The authors of Outlook and Thunderbird are victims
of a computer science course mindset which, starting in the 1980s, taught
their pupils that all protocols are (or should be) stateless. Thus, they
believe that IMAP is like HTTP; that when a server fails to respond
immediately, that means that the correct remedial action is to disconnect
and try again, or just disconnect and assume that everything happened
anyway.

I’ve heard many of the arguments for “stateless” protocols before, mostly before the current crop of advocates even entered the computing field (but more about them later). Too often, though, “stateless” just means that the state is harder to find. Usually it’s still there in the form of server-side session objects, client-side form fields, cookies, transaction IDs, or other devices. Sometimes it’s even more insidious, hidden in a configuration of the underlying data that implicitly limits what requests can still succeed. I’ve written about the evils of such implicit state before. When stateless-protocol dogma forces you to throw away context and then recover it later so that you can validate a new incoming request, the result is at best inefficient and quite often unreliable. Separating context from connection might be a good idea for various reasons, but it doesn’t really make the need for state go away.
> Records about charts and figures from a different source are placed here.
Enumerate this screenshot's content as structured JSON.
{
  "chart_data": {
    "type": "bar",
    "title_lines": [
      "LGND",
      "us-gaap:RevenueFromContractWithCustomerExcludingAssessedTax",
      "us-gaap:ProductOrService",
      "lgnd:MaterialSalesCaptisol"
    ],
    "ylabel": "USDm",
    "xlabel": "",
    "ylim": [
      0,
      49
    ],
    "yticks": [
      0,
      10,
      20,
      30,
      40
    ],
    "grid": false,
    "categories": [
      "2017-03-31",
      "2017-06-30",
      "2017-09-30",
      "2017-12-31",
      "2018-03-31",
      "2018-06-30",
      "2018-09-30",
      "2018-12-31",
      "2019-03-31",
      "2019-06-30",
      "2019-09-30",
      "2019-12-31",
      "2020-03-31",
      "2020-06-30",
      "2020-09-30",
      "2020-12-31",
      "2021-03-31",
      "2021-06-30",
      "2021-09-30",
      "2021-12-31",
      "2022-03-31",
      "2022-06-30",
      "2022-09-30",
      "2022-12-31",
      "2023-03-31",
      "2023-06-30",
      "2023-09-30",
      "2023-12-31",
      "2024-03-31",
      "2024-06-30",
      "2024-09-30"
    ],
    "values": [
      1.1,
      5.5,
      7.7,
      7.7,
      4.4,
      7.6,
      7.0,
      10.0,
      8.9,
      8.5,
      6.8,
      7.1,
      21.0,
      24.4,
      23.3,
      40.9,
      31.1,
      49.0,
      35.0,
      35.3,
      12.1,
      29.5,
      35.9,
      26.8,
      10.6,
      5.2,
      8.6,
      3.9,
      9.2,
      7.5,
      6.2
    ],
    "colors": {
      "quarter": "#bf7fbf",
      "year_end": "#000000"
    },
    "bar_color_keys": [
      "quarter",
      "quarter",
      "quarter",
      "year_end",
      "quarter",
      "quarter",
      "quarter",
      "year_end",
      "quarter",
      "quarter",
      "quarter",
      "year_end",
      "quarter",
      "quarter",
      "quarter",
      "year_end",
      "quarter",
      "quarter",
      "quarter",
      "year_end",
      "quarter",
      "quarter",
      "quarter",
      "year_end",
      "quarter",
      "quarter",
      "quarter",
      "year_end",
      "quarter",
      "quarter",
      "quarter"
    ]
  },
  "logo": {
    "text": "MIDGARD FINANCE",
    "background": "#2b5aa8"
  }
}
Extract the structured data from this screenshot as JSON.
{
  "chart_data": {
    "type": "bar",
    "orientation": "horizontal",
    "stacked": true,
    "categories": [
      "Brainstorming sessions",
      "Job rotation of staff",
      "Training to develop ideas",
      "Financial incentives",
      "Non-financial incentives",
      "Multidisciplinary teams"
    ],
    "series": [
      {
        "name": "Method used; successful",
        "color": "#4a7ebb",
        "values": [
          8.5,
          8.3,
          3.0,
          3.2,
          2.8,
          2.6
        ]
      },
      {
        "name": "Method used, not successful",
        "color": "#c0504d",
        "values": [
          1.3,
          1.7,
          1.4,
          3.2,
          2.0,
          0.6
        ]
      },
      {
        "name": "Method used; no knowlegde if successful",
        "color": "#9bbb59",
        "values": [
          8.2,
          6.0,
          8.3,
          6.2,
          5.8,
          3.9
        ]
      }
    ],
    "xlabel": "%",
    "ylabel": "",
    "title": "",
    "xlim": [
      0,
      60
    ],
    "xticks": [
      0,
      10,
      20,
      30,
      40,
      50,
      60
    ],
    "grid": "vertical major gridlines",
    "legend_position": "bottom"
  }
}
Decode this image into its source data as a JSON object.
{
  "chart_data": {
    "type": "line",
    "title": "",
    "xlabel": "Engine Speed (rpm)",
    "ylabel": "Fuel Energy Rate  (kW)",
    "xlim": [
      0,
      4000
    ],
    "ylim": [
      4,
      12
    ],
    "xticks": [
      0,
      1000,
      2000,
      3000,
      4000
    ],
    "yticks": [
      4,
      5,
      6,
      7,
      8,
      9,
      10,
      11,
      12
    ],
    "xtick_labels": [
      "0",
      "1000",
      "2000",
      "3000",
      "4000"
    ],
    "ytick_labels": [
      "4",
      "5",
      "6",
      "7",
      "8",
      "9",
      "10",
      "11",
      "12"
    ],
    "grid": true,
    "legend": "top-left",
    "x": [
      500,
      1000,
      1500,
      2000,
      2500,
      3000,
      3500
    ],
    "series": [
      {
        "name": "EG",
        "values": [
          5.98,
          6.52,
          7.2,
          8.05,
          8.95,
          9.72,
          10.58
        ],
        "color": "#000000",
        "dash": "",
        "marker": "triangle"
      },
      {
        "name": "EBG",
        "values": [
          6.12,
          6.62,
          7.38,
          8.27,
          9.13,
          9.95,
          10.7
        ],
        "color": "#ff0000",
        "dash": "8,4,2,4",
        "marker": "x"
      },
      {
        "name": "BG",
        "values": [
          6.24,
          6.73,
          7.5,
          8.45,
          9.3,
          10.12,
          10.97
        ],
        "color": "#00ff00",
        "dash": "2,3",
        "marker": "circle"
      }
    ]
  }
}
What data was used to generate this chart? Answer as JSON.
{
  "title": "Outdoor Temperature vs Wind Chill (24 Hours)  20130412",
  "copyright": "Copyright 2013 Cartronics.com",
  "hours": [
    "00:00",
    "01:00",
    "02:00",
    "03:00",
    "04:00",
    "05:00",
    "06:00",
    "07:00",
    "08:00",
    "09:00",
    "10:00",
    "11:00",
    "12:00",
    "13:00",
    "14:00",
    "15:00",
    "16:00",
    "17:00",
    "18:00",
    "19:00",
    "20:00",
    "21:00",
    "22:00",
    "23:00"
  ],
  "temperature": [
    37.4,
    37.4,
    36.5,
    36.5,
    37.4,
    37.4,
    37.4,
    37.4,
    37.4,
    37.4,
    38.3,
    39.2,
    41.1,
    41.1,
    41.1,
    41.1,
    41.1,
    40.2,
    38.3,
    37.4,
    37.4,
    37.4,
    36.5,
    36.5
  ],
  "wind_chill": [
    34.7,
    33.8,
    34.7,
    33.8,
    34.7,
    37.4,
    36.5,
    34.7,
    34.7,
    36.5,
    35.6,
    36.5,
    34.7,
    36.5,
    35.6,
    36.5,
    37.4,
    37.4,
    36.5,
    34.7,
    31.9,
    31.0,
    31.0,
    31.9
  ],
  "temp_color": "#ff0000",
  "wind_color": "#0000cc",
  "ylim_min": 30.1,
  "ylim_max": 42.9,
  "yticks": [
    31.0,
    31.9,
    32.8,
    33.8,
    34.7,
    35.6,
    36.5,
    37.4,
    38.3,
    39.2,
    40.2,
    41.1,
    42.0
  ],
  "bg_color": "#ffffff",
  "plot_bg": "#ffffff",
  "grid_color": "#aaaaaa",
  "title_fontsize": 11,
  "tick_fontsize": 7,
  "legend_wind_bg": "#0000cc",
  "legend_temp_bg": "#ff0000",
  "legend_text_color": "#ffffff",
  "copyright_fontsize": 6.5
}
The only way there can truly be no state is if there are no rules whatsoever for when any data might be overwritten by any requester, and that’s just not a useful paradigm in the vast majority of cases.

This is related to why I dislike the currently fashionable REST dogma. REpresentational State Transfer is inherently a shared-state programming model. I’ve often said that sharing state without thinking about consistency is insane, and I’d say the same about sharing state without thinking about concurrency issues (e.g. races and deadlock) as well. It’s fine if you decide that you don’t need consistency or locking, so long as it’s a deliberate and considered choice which the rest of your application (or user base) can deal with. What’s not fine is just assuming that whatever functionality you happen to have in those areas is what you need, and yet that’s exactly what REST encourages people to do when the functionality is that of HTTP. Here, Mr. Client, I’ll give you a slice of my state, I might give overlapping slices to a bunch of other clients as well, any of you can come back with arbitrary changes at any time and I promise I won’t maintain any of the state necessary to validate those changes against one another (though I will do authentication because that’s the one lecture my authors didn’t sleep through). Sheer lunacy. At least Roy Fielding seemed/seems aware that his analysis of REST vs. alternatives was specific to a particular kind of application at a particular point in time, but many RESTafarians take a far less nuanced position. What’s truly amazing is when people with a thorough grounding in better concurrent/distributed programming models, like the actor model, promote the antithetical REST for common use. Really, sometimes REST is the right choice. Sometimes RPC is the right choice. Sometimes what you really want is server-driven notification requiring more context than either. The idea that all kinds of computer interaction in 2010 should be based on a protocol for serving static content to passive users in 1992 belongs in the dustbin of history.